Negara selalu mengira mereka bisa mengendalikan rakyat dengan dua alat: rasa takut dan ilusi. Takut pada aparat bersenjata, takut pada pasal-pasal pidana, takut pada stigma “perusuh”. Ilusi bahwa suara rakyat didengar, bahwa ada jalur hukum, bahwa perubahan bisa diatur rapi lewat prosedur yang mereka buat sendiri. Tapi Pati membalik itu semua. Di sana, rasa takut retak di tengah kerumunan, dan ilusi pecah di bawah teriakan massa. Kantor pemerintahan tak lagi sakral, mobil polisi bisa menjadi arang, aparat tidak lagi jadi figur yang ditakuti tapi musuh yang dihadapi. Dalam sekejap, negara kehilangan aura kuasanya, dan pejabat-pejabat itu—yang biasanya hanya menjawab lewat konferensi pers—terpaksa mundur, membatalkan kebijakan, dan menutup mulutnya. Itulah momen ketika rakyat mengerti kekuatan mereka sendiri.
Para penguasa menyebutnya “kerusuhan”, seakan kekacauan hanya datang dari rakyat. Mereka lupa bahwa kekacauan yang sebenarnya adalah kebijakan yang menindas, yang memaksa orang-orang membayar lebih untuk tanah mereka sendiri, yang membuat petani kian terhimpit, yang membuat pedagang kecil menunggu ajal usahanya. Mereka lupa bahwa kekerasan struktural—yang tak terlihat, yang merampas pelan-pelan—jauh lebih brutal dari batu atau botol yang dilempar di jalan. Dan di situlah letak kebohongan besar negara: mereka mencuri dan menindas dengan rapi, lalu menyebut perlawanan sebagai kejahatan.

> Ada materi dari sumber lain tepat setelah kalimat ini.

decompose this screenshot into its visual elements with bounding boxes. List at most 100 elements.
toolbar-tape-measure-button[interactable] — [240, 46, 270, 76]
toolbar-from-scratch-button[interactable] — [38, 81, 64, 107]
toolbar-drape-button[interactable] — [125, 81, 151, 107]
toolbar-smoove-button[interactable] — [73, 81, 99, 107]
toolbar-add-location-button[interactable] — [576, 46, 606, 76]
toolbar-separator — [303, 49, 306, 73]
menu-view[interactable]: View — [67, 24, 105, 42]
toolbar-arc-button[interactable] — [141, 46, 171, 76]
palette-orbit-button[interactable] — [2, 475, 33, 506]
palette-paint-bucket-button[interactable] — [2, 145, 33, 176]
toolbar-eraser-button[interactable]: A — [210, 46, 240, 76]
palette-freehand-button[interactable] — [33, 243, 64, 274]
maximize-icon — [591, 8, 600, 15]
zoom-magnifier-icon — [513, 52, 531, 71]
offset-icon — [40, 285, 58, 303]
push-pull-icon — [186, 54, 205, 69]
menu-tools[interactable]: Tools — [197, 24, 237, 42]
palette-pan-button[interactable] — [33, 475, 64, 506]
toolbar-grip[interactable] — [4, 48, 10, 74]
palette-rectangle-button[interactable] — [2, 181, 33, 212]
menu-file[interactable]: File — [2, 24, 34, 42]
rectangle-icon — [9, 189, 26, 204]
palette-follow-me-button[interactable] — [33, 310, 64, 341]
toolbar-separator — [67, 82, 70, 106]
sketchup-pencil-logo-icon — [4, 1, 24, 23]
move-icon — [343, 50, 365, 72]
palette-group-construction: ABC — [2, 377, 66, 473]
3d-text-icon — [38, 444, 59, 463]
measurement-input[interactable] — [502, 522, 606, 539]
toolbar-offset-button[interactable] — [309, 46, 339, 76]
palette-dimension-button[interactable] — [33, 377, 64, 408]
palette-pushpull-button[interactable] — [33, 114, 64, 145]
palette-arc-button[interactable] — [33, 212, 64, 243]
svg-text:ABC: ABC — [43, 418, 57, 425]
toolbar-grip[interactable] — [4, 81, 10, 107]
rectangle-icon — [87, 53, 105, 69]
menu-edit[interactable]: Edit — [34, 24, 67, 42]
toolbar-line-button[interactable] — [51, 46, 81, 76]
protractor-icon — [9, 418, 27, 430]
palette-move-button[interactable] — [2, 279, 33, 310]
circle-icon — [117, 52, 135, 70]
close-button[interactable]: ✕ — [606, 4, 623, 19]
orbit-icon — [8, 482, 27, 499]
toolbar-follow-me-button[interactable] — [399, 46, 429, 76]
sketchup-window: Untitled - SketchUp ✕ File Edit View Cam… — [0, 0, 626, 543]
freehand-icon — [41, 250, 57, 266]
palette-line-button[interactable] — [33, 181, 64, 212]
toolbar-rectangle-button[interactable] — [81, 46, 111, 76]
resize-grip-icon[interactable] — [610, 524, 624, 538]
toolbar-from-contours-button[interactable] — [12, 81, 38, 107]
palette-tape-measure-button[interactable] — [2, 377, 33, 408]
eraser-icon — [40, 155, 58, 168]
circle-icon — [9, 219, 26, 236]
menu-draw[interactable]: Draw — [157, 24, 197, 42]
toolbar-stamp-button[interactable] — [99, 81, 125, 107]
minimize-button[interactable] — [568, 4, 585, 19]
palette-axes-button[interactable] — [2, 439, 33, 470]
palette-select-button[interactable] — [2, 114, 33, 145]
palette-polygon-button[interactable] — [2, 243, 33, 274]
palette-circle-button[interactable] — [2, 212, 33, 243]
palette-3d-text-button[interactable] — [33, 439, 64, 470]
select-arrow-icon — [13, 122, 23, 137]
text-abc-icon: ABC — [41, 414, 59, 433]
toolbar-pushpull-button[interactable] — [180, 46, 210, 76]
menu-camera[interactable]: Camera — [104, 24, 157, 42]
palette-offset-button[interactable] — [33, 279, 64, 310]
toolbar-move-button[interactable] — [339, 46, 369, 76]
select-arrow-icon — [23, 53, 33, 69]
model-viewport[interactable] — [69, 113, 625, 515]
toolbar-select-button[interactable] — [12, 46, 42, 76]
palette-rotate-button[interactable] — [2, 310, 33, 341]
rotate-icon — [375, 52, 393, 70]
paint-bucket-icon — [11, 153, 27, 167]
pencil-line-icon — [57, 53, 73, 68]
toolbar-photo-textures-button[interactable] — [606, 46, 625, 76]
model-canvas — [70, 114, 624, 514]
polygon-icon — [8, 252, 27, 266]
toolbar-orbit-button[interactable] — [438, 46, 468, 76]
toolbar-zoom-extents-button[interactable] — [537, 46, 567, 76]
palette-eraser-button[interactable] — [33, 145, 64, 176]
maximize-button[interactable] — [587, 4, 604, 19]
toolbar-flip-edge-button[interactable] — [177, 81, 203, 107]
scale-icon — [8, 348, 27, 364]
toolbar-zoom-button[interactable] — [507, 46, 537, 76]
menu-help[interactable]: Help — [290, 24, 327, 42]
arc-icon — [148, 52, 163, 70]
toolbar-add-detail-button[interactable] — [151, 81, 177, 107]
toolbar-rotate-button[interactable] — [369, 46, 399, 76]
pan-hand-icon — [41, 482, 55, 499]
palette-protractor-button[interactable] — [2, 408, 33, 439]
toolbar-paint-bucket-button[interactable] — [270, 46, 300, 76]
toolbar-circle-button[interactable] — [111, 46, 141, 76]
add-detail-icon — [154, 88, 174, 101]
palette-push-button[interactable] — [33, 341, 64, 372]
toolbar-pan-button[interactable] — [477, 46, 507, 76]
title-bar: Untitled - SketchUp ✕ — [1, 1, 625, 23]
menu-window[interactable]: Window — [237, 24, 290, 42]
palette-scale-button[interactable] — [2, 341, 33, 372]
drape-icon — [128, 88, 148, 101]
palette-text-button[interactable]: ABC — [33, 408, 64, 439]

Pati mengajarkan bahwa ketika rakyat bersatu, negara panik. Bukan karena mereka takut pada kerumunan itu semata, tapi karena mereka tahu kerumunan itu bisa menjadi kesadaran. Kesadaran bahwa selama ini, kita hidup dalam konstruksi narasi yang sengaja dibuat untuk membuat kita jinak. Narasi bahwa “demokrasi” adalah suara lima menit di bilik suara, narasi bahwa “hukum” adalah perisai keadilan padahal hanya palu milik penguasa, narasi bahwa “keamanan” adalah polisi di jalan padahal itu adalah borgol bagi yang melawan. Begitu narasi itu runtuh, rakyat tak lagi melihat negara sebagai pelindung, tapi sebagai mesin penindas yang harus dihentikan.
Dan di titik ini, satu-satunya pelajaran yang layak diingat adalah bahwa bersatu dan melawan bukan sekadar slogan. Itu adalah syarat hidup jika kita tidak mau diinjak. Pati adalah bukti bahwa kekuatan kolektif bisa memaksa negara bertekuk lutut, tapi itu baru permulaan. Jika kita membiarkan diri terpecah, mereka akan kembali, dengan narasi baru, dengan ilusi baru, dengan pajak dan kebijakan yang sama, hanya berbeda baju. Karena itu, refleksi ini sederhana tapi tajam: jangan percaya narasi negara yang dibuat untuk membungkam kita, jangan biarkan rasa takut memecah kita, dan jangan pernah lupa bahwa satu-satunya bahasa yang dimengerti penguasa adalah bahasa rakyat yang bersatu, menentang, dan melawan sampai penindasan berhenti, atau mereka runtuh.